Although health plan companies in the state are now subject to the provision, the pricing information that FTC took issue with disclosing could be withheld if it meets the definition of “trade secret information” under a separate provision in the state law, the state analyst said.

A spokeswoman for the HHS said the agency has “nothing to add about the FTC” comments but noted Secretary Alex Azar’s Nov. 15 remarks in which he called the argument that disclosing prices will lead to higher prices a “canard.”

“When we have transparent pricing information, we actually enable a marketplace,” Azar said during a call with reporters. “We empower patients as consumers. We create shopping, and prices go down. Every example points to prices going down in these instances.”

The AHA, the Association of American Medical Colleges, Federation of American Hospitals, National Association of Children’s Hospitals Inc., and the three hospital systems suing the administration say the rule exceeds the agency’s rulemaking authority under the Public Health Service Act.

The law requires hospitals to list their “standard charges” for the items and services they provide.

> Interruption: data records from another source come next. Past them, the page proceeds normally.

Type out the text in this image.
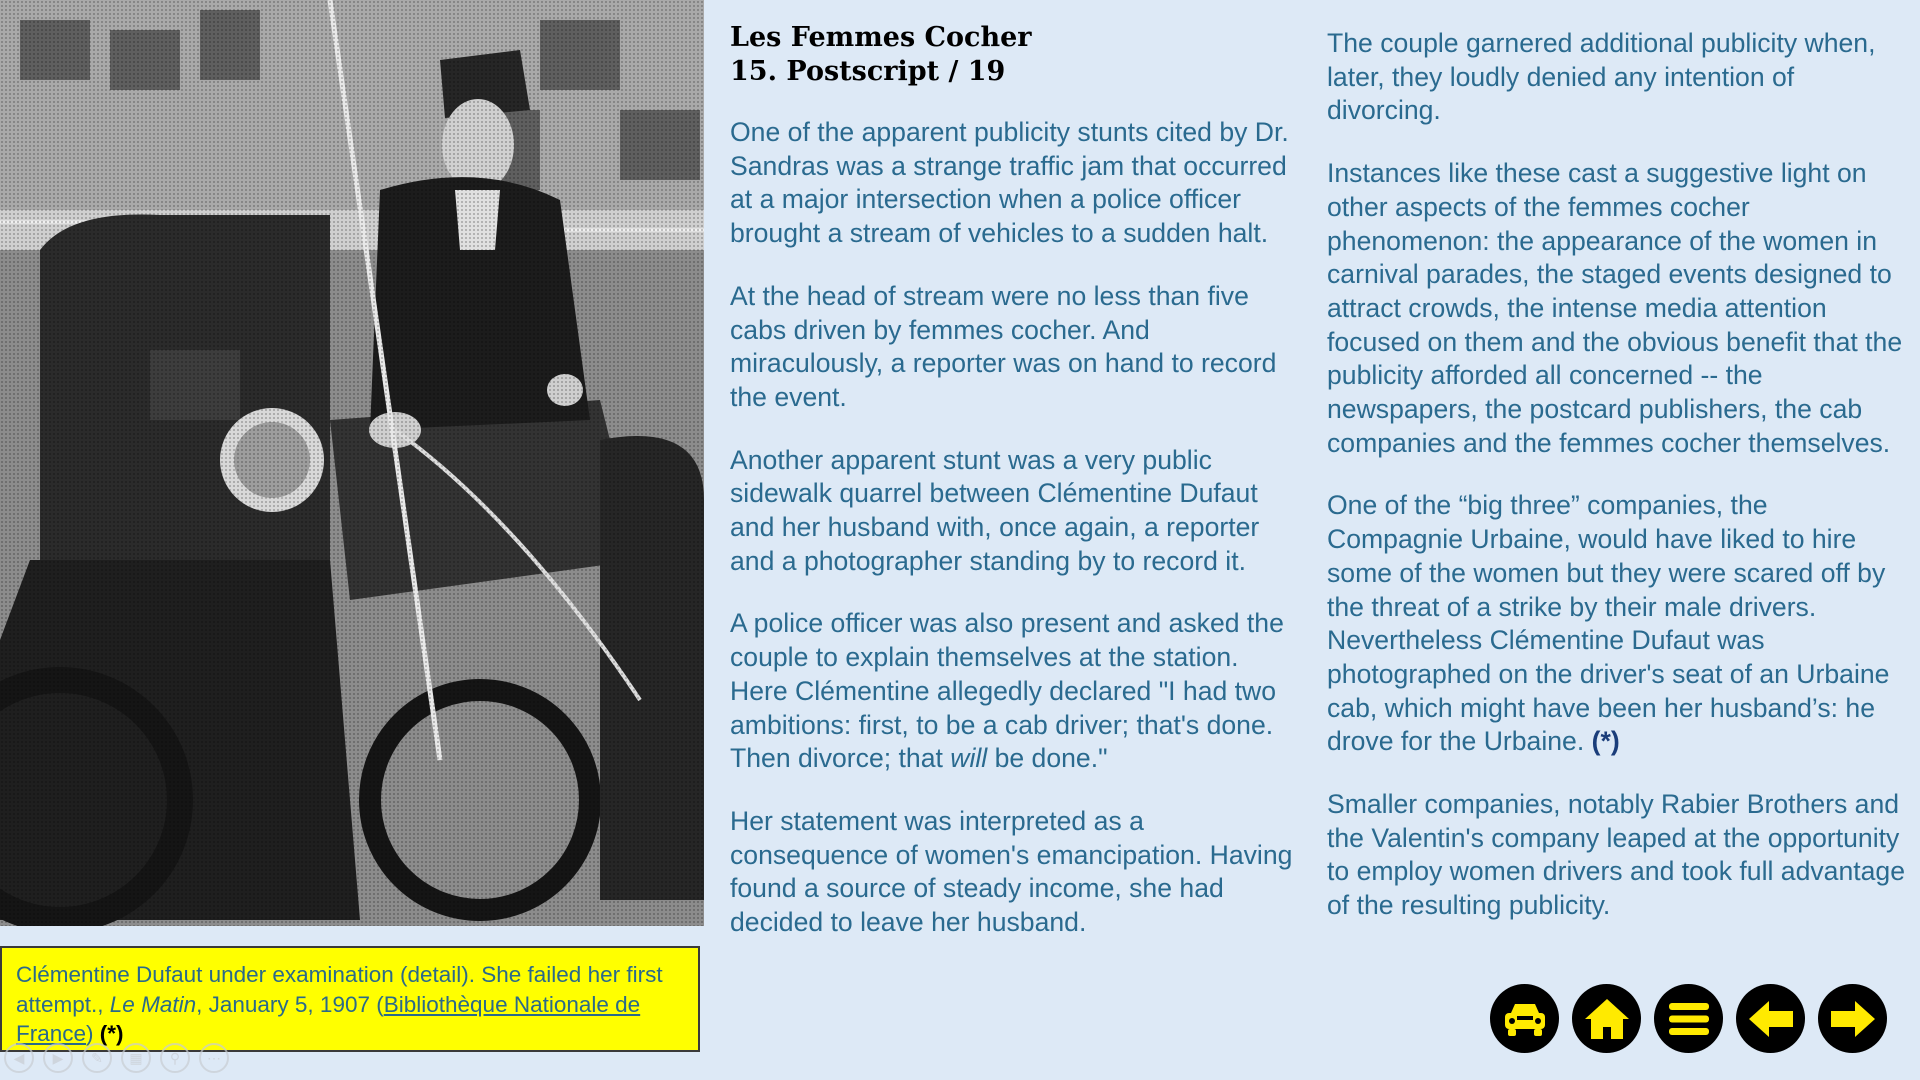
Clémentine Dufaut under examination (detail). She failed her first attempt., Le Matin, January 5, 1907 (Bibliothèque Nationale de France) (*)
◀	▶	✎	▦	⚲	⋯
Les Femmes Cocher
15. Postscript / 19

One of the apparent publicity stunts cited by Dr. Sandras was a strange traffic jam that occurred at a major intersection when a police officer brought a stream of vehicles to a sudden halt.

At the head of stream were no less than five cabs driven by femmes cocher. And miraculously, a reporter was on hand to record the event.

Another apparent stunt was a very public sidewalk quarrel between Clémentine Dufaut and her husband with, once again, a reporter and a photographer standing by to record it.

A police officer was also present and asked the couple to explain themselves at the station. Here Clémentine allegedly declared "I had two ambitions: first, to be a cab driver; that's done. Then divorce; that will be done."

Her statement was interpreted as a consequence of women's emancipation. Having found a source of steady income, she had decided to leave her husband.

The couple garnered additional publicity when, later, they loudly denied any intention of divorcing.

Instances like these cast a suggestive light on other aspects of the femmes cocher phenomenon: the appearance of the women in carnival parades, the staged events designed to attract crowds, the intense media attention focused on them and the obvious benefit that the publicity afforded all concerned -- the newspapers, the postcard publishers, the cab companies and the femmes cocher themselves.

One of the “big three” companies, the Compagnie Urbaine, would have liked to hire some of the women but they were scared off by the threat of a strike by their male drivers. Nevertheless Clémentine Dufaut was photographed on the driver's seat of an Urbaine cab, which might have been her husband’s: he drove for the Urbaine. (*)

Smaller companies, notably Rabier Brothers and the Valentin's company leaped at the opportunity to employ women drivers and took full advantage of the resulting publicity.
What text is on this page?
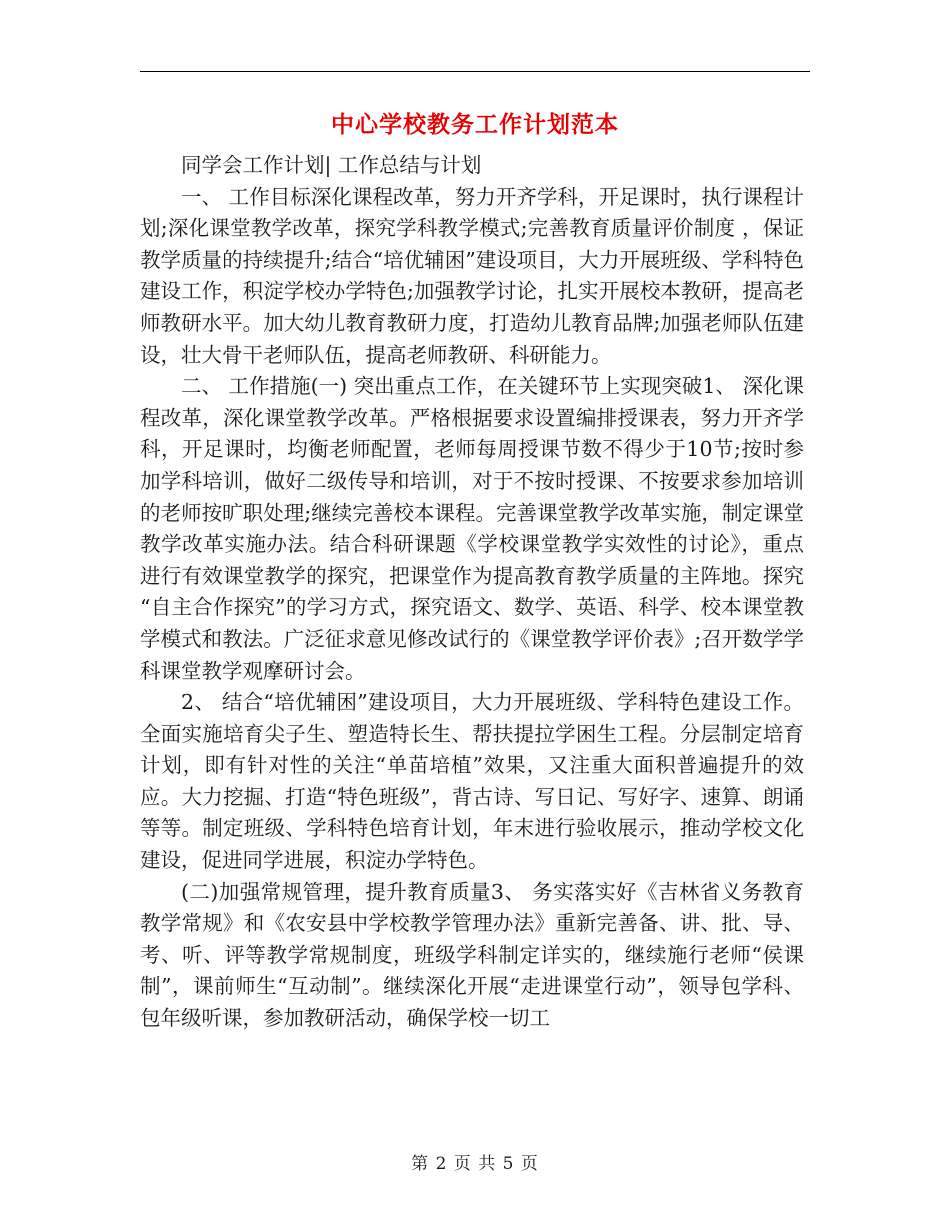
中心学校教务工作计划范本

同学会工作计划| 工作总结与计划

一、 工作目标深化课程改革，努力开齐学科，开足课时，执行课程计划;深化课堂教学改革，探究学科教学模式;完善教育质量评价制度 ，保证教学质量的持续提升;结合“培优辅困”建设项目，大力开展班级、学科特色建设工作，积淀学校办学特色;加强教学讨论，扎实开展校本教研，提高老师教研水平。加大幼儿教育教研力度，打造幼儿教育品牌;加强老师队伍建设，壮大骨干老师队伍，提高老师教研、科研能力。

二、 工作措施(一) 突出重点工作，在关键环节上实现突破1、 深化课程改革，深化课堂教学改革。严格根据要求设置编排授课表，努力开齐学科，开足课时，均衡老师配置，老师每周授课节数不得少于10节;按时参加学科培训，做好二级传导和培训，对于不按时授课、不按要求参加培训的老师按旷职处理;继续完善校本课程。完善课堂教学改革实施，制定课堂教学改革实施办法。结合科研课题《学校课堂教学实效性的讨论》，重点进行有效课堂教学的探究，把课堂作为提高教育教学质量的主阵地。探究 “自主合作探究”的学习方式，探究语文、数学、英语、科学、校本课堂教学模式和教法。广泛征求意见修改试行的《课堂教学评价表》;召开数学学科课堂教学观摩研讨会。

2、 结合“培优辅困”建设项目，大力开展班级、学科特色建设工作。全面实施培育尖子生、塑造特长生、帮扶提拉学困生工程。分层制定培育计划，即有针对性的关注“单苗培植”效果，又注重大面积普遍提升的效应。大力挖掘、打造“特色班级”，背古诗、写日记、写好字、速算、朗诵等等。制定班级、学科特色培育计划，年末进行验收展示，推动学校文化建设，促进同学进展，积淀办学特色。

(二)加强常规管理，提升教育质量3、 务实落实好《吉林省义务教育教学常规》和《农安县中学校教学管理办法》重新完善备、讲、批、导、考、听、评等教学常规制度，班级学科制定详实的，继续施行老师“侯课制”，课前师生“互动制”。继续深化开展“走进课堂行动”，领导包学科、包年级听课，参加教研活动，确保学校一切工

第 2 页 共 5 页
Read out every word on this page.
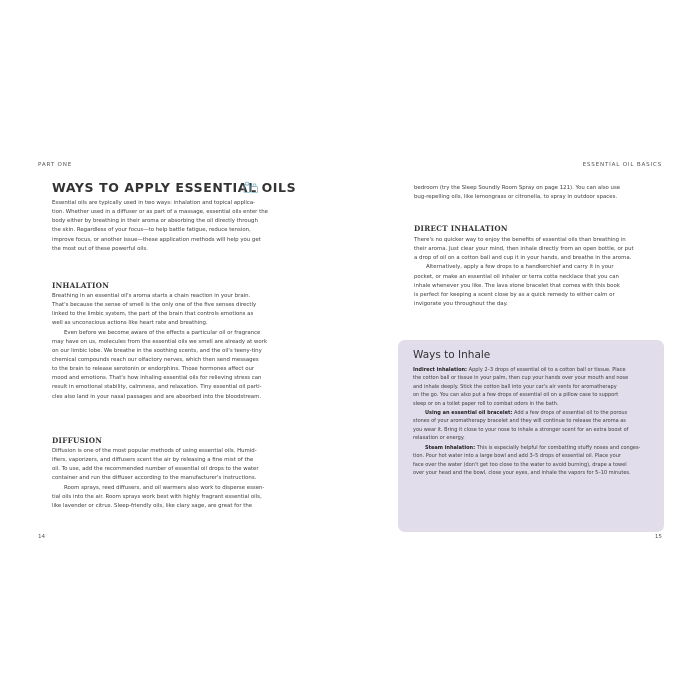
PART ONE
14
WAYS TO APPLY ESSENTIAL OILS

Essential oils are typically used in two ways: inhalation and topical applica-
tion. Whether used in a diffuser or as part of a massage, essential oils enter the
body either by breathing in their aroma or absorbing the oil directly through
the skin. Regardless of your focus—to help battle fatigue, reduce tension,
improve focus, or another issue—these application methods will help you get
the most out of these powerful oils.

INHALATION

Breathing in an essential oil's aroma starts a chain reaction in your brain.
That's because the sense of smell is the only one of the five senses directly
linked to the limbic system, the part of the brain that controls emotions as
well as unconscious actions like heart rate and breathing.
Even before we become aware of the effects a particular oil or fragrance
may have on us, molecules from the essential oils we smell are already at work
on our limbic lobe. We breathe in the soothing scents, and the oil's teeny-tiny
chemical compounds reach our olfactory nerves, which then send messages
to the brain to release serotonin or endorphins. Those hormones affect our
mood and emotions. That's how inhaling essential oils for relieving stress can
result in emotional stability, calmness, and relaxation. Tiny essential oil parti-
cles also land in your nasal passages and are absorbed into the bloodstream.

DIFFUSION

Diffusion is one of the most popular methods of using essential oils. Humid-
ifiers, vaporizers, and diffusers scent the air by releasing a fine mist of the
oil. To use, add the recommended number of essential oil drops to the water
container and run the diffuser according to the manufacturer's instructions.
Room sprays, reed diffusers, and oil warmers also work to disperse essen-
tial oils into the air. Room sprays work best with highly fragrant essential oils,
like lavender or citrus. Sleep-friendly oils, like clary sage, are great for the

ESSENTIAL OIL BASICS
15

bedroom (try the Sleep Soundly Room Spray on page 121). You can also use
bug-repelling oils, like lemongrass or citronella, to spray in outdoor spaces.

DIRECT INHALATION

There's no quicker way to enjoy the benefits of essential oils than breathing in
their aroma. Just clear your mind, then inhale directly from an open bottle, or put
a drop of oil on a cotton ball and cup it in your hands, and breathe in the aroma.
Alternatively, apply a few drops to a handkerchief and carry it in your
pocket, or make an essential oil inhaler or terra cotta necklace that you can
inhale whenever you like. The lava stone bracelet that comes with this book
is perfect for keeping a scent close by as a quick remedy to either calm or
invigorate you throughout the day.

Ways to Inhale

Indirect inhalation: Apply 2–3 drops of essential oil to a cotton ball or tissue. Place
the cotton ball or tissue in your palm, then cup your hands over your mouth and nose
and inhale deeply. Stick the cotton ball into your car's air vents for aromatherapy
on the go. You can also put a few drops of essential oil on a pillow case to support
sleep or on a toilet paper roll to combat odors in the bath.

Using an essential oil bracelet: Add a few drops of essential oil to the porous
stones of your aromatherapy bracelet and they will continue to release the aroma as
you wear it. Bring it close to your nose to inhale a stronger scent for an extra boost of
relaxation or energy.

Steam inhalation: This is especially helpful for combatting stuffy noses and conges-
tion. Pour hot water into a large bowl and add 3–5 drops of essential oil. Place your
face over the water (don't get too close to the water to avoid burning), drape a towel
over your head and the bowl, close your eyes, and inhale the vapors for 5–10 minutes.
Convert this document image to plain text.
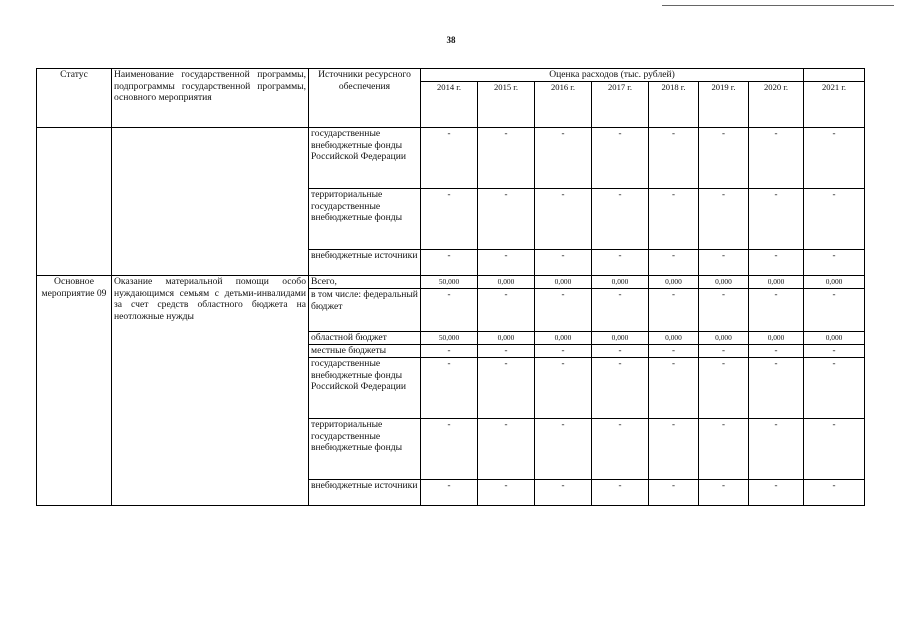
38
Статус	Наименование государственной программы, подпрограммы государственной программы, основного мероприятия	Источники ресурсного обеспечения	Оценка расходов (тыс. рублей)							
			2014 г.	2015 г.	2016 г.	2017 г.	2018 г.	2019 г.	2020 г.	2021 г.
		государственные внебюджетные фонды Российской Федерации	-	-	-	-	-	-	-	-
		территориальные государственные внебюджетные фонды	-	-	-	-	-	-	-	-
		внебюджетные источники	-	-	-	-	-	-	-	-
Основное мероприятие 09	Оказание материальной помощи особо нуждающимся семьям с детьми-инвалидами за счет средств областного бюджета на неотложные нужды	Всего,	50,000	0,000	0,000	0,000	0,000	0,000	0,000	0,000
		в том числе: федеральный бюджет	-	-	-	-	-	-	-	-
		областной бюджет	50,000	0,000	0,000	0,000	0,000	0,000	0,000	0,000
		местные бюджеты	-	-	-	-	-	-	-	-
		государственные внебюджетные фонды Российской Федерации	-	-	-	-	-	-	-	-
		территориальные государственные внебюджетные фонды	-	-	-	-	-	-	-	-
		внебюджетные источники	-	-	-	-	-	-	-	-
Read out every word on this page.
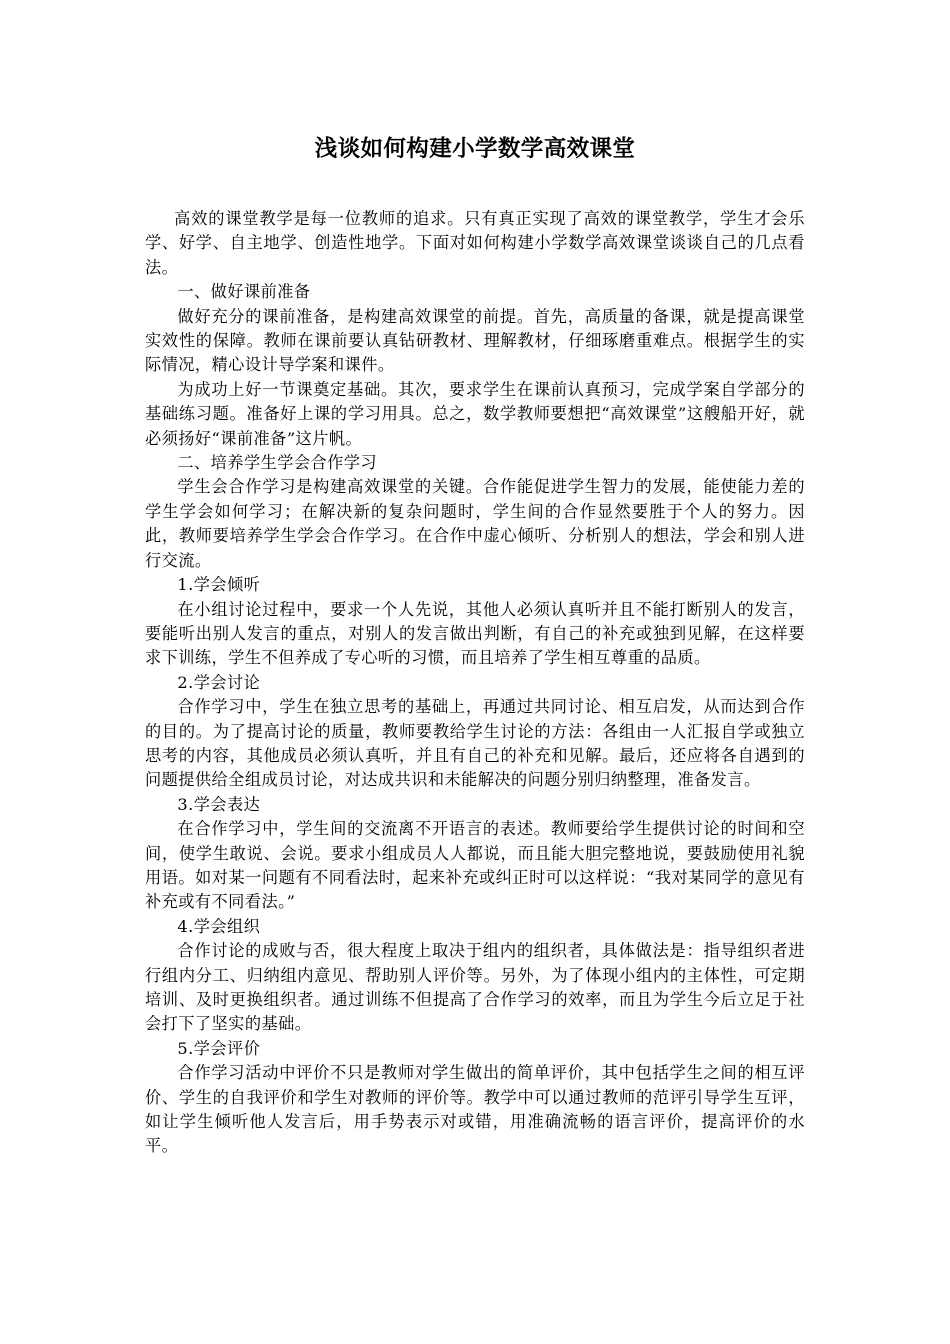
浅谈如何构建小学数学高效课堂

高效的课堂教学是每一位教师的追求。只有真正实现了高效的课堂教学，学生才会乐学、好学、自主地学、创造性地学。下面对如何构建小学数学高效课堂谈谈自己的几点看法。

一、做好课前准备

做好充分的课前准备，是构建高效课堂的前提。首先，高质量的备课，就是提高课堂实效性的保障。教师在课前要认真钻研教材、理解教材，仔细琢磨重难点。根据学生的实际情况，精心设计导学案和课件。

为成功上好一节课奠定基础。其次，要求学生在课前认真预习，完成学案自学部分的基础练习题。准备好上课的学习用具。总之，数学教师要想把“高效课堂”这艘船开好，就必须扬好“课前准备”这片帆。

二、培养学生学会合作学习

学生会合作学习是构建高效课堂的关键。合作能促进学生智力的发展，能使能力差的学生学会如何学习；在解决新的复杂问题时，学生间的合作显然要胜于个人的努力。因此，教师要培养学生学会合作学习。在合作中虚心倾听、分析别人的想法，学会和别人进行交流。

1.学会倾听

在小组讨论过程中，要求一个人先说，其他人必须认真听并且不能打断别人的发言，要能听出别人发言的重点，对别人的发言做出判断，有自己的补充或独到见解，在这样要求下训练，学生不但养成了专心听的习惯，而且培养了学生相互尊重的品质。

2.学会讨论

合作学习中，学生在独立思考的基础上，再通过共同讨论、相互启发，从而达到合作的目的。为了提高讨论的质量，教师要教给学生讨论的方法：各组由一人汇报自学或独立思考的内容，其他成员必须认真听，并且有自己的补充和见解。最后，还应将各自遇到的问题提供给全组成员讨论，对达成共识和未能解决的问题分别归纳整理，准备发言。

3.学会表达

在合作学习中，学生间的交流离不开语言的表述。教师要给学生提供讨论的时间和空间，使学生敢说、会说。要求小组成员人人都说，而且能大胆完整地说，要鼓励使用礼貌用语。如对某一问题有不同看法时，起来补充或纠正时可以这样说：“我对某同学的意见有补充或有不同看法。”

4.学会组织

合作讨论的成败与否，很大程度上取决于组内的组织者，具体做法是：指导组织者进行组内分工、归纳组内意见、帮助别人评价等。另外，为了体现小组内的主体性，可定期培训、及时更换组织者。通过训练不但提高了合作学习的效率，而且为学生今后立足于社会打下了坚实的基础。

5.学会评价

合作学习活动中评价不只是教师对学生做出的简单评价，其中包括学生之间的相互评价、学生的自我评价和学生对教师的评价等。教学中可以通过教师的范评引导学生互评，如让学生倾听他人发言后，用手势表示对或错，用准确流畅的语言评价，提高评价的水平。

But “‘standard charges’ do not include the charges privately negotiated between hospitals and insurers,” the groups argue in their Dec. 4 complaint.

In its rule, the HHS says the Public Health Service Act doesn’t define standard charges.

“Obviously judges might differ, but it’s not necessarily really that unreasonable to conclude HHS would have that authority,” said Josh LaRosa, a policy associate at Wynne Health Group, a health policy, public interest consulting firm that focuses on health policy.

“The jump to me doesn’t seem that wide,” he said.

As for the FTC’s comments on the Minnesota law, LaRosa doesn’t think they will be the “nail in the coffin for challenging the legality of what HHS can do,” though he does think “there is probably some truth to the concern the FTC communicates.”

Hospitals are not expected to begin complying with the rule until Jan. 1, 2021, but litigation could stretch past that point.

It will be hard to get a district court ruling and an appeals court ruling all within the next 12 months, McElvain said.

Whether the dispute goes to the U.S. Supreme Court after that is “too uncertain to say,” he added.

The case is Am. Hospital Ass’n v. Azar, D.D.C., No. 1:19-cv-03619, 12/4/19.